Post by Kelly Evans on May 15, 2011 17:57:38 GMT -5
It had been a long couple of months. With attacks on wizard and muggle alike, the hospital had been the busiest it had ever been, busier than Christmas. Aside from the circumstances, Kelly appreciated that she was kept busy every day. It meant that her mind wasn't always fixed on the fact that so many of the people she loved had ended up on her floor, in her beds. The only time she really let herself think about that was when she laid down to sleep. Even then, her dreams were filled with images of dark mist, roiling around Jacques, and Ivy, and lately figures with no faces, figures she recognised from scent and shape. It was never restful sleep. In fact, Kelly had become so ill at ease in her own home that she'd started sleeping in her office. A small camp bed had been conjured into the corner of the room, pushed up against the wall. Dark smudges circled her eyes, leaving her already pale face looking wan.
It turns out that she was not a good vigilante. Her attempts at espionage had gone worse than she could have imagined, but in all honesty Kelly didn't mind so much. She thought back to perhaps the only pleasant moment she'd shared with her mother, who had figured out what Kelly was attempting to do. You're not built to fight, Adrienne had said, not unkindly. You're built to put people back together. Which is what she'd been doing for these past months, praying to whatever gods or goddesses out there that more of her friends would not be hurt. The face of Jacques swam into her mind, and she had to smile. The progress he was making was allowing Kelly to believe that all of the work and the lack of sleep was worth it. She glanced down at the chart she held in her hand, scribbling a note on the paper while she thought of it. There wasn't much that she and the other Mediwizards on Jacques' case hadn't tried to cure his memory loss. It had taken Kelly a good couple of weeks to admit to resignation, and accept the fact that perhaps the only thing they could give Jacques, and the other victims, was time.
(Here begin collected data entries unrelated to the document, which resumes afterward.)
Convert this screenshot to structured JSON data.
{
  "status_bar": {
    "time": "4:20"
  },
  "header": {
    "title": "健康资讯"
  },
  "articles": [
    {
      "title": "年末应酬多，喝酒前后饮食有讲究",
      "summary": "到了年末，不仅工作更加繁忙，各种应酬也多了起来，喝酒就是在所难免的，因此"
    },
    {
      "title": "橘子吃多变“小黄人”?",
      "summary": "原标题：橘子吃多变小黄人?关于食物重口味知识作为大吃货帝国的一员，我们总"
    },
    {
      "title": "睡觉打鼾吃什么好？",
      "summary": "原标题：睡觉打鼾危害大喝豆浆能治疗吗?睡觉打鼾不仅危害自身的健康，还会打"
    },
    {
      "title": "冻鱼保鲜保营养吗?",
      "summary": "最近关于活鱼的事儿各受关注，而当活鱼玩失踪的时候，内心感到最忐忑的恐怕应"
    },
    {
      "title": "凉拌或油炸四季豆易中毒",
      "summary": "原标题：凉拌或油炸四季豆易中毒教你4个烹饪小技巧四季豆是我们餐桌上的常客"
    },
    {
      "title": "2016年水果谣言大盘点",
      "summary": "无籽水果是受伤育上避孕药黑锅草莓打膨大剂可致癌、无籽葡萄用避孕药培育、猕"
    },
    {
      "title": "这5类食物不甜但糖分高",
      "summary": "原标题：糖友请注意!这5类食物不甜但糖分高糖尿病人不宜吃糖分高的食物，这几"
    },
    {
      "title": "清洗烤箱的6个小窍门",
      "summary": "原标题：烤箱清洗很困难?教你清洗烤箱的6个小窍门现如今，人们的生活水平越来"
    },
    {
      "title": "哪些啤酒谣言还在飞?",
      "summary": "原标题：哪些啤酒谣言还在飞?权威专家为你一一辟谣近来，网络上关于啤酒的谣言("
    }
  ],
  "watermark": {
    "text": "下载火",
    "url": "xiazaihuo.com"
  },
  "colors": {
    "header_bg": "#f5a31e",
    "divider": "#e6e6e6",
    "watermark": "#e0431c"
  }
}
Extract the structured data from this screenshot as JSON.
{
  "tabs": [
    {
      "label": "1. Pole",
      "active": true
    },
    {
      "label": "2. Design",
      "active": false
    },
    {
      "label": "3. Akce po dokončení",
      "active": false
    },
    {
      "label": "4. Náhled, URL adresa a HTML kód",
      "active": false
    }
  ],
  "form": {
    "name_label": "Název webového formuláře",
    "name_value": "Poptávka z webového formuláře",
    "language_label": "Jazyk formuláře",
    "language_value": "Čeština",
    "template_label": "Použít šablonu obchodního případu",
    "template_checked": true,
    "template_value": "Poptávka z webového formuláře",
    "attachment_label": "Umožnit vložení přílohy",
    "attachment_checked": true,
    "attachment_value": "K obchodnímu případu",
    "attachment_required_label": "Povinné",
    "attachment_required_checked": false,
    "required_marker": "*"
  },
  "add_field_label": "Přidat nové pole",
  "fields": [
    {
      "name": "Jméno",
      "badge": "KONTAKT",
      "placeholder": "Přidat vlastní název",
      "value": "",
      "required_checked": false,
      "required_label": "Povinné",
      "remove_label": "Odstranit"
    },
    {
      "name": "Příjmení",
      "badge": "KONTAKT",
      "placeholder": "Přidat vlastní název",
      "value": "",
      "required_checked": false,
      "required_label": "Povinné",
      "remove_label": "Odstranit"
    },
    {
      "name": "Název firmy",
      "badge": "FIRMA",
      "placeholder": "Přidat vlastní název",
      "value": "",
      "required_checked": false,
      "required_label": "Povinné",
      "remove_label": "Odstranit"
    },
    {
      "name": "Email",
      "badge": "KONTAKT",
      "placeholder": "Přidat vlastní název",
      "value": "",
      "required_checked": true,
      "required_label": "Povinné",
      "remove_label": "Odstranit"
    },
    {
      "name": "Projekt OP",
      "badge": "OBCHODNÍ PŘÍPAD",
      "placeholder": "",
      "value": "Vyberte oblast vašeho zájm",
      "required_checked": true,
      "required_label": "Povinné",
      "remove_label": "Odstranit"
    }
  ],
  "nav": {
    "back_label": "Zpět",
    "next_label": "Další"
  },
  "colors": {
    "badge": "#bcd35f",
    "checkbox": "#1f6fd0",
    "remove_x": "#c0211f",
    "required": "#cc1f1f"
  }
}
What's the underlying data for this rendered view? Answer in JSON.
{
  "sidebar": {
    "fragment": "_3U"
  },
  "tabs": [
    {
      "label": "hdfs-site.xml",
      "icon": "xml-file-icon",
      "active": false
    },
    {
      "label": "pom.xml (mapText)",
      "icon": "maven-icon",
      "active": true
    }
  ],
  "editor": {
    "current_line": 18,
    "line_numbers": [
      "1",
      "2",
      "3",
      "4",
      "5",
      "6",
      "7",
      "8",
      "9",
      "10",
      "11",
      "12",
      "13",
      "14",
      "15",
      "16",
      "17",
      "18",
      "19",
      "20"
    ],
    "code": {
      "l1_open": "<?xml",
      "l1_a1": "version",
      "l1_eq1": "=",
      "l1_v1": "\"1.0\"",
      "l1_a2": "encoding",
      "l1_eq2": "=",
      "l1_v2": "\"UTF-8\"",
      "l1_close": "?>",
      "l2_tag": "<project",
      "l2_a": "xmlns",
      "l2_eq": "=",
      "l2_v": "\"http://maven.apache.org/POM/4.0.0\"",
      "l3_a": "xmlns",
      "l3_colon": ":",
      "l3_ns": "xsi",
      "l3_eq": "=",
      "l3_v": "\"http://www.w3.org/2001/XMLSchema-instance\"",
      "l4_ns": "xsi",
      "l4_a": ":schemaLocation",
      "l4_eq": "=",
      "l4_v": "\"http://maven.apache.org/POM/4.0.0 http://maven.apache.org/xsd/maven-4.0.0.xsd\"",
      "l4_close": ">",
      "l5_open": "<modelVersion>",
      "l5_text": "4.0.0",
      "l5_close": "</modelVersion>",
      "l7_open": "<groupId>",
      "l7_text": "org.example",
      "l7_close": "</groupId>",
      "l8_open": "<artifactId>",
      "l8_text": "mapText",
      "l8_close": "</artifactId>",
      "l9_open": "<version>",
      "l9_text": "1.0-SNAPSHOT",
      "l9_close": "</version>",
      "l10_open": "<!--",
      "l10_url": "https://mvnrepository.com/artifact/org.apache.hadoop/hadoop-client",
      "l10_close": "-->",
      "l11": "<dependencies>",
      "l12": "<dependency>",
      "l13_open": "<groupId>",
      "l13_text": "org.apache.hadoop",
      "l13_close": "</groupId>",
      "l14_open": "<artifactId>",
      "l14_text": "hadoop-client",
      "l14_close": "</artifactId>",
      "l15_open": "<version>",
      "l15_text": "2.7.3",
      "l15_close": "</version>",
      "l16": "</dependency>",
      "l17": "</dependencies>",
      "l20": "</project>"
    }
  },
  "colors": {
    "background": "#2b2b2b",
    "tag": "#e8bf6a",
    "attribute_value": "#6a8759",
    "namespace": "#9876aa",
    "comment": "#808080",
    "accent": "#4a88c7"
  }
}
Kelly stood up from her desk and stretched. Combing her fingers through her loose brown hair, she tied it up into a knot at the nape of her neck, tucking away any stray strands. Unwilling to sit back down, but equally as unwilling to leave the quiet of her office and look for trouble, Kelly stood in the middle of the room, staring at the door. As she had whispered to herself every day for the past year, she wished that she would just wake up, and everything had been a horrible dream.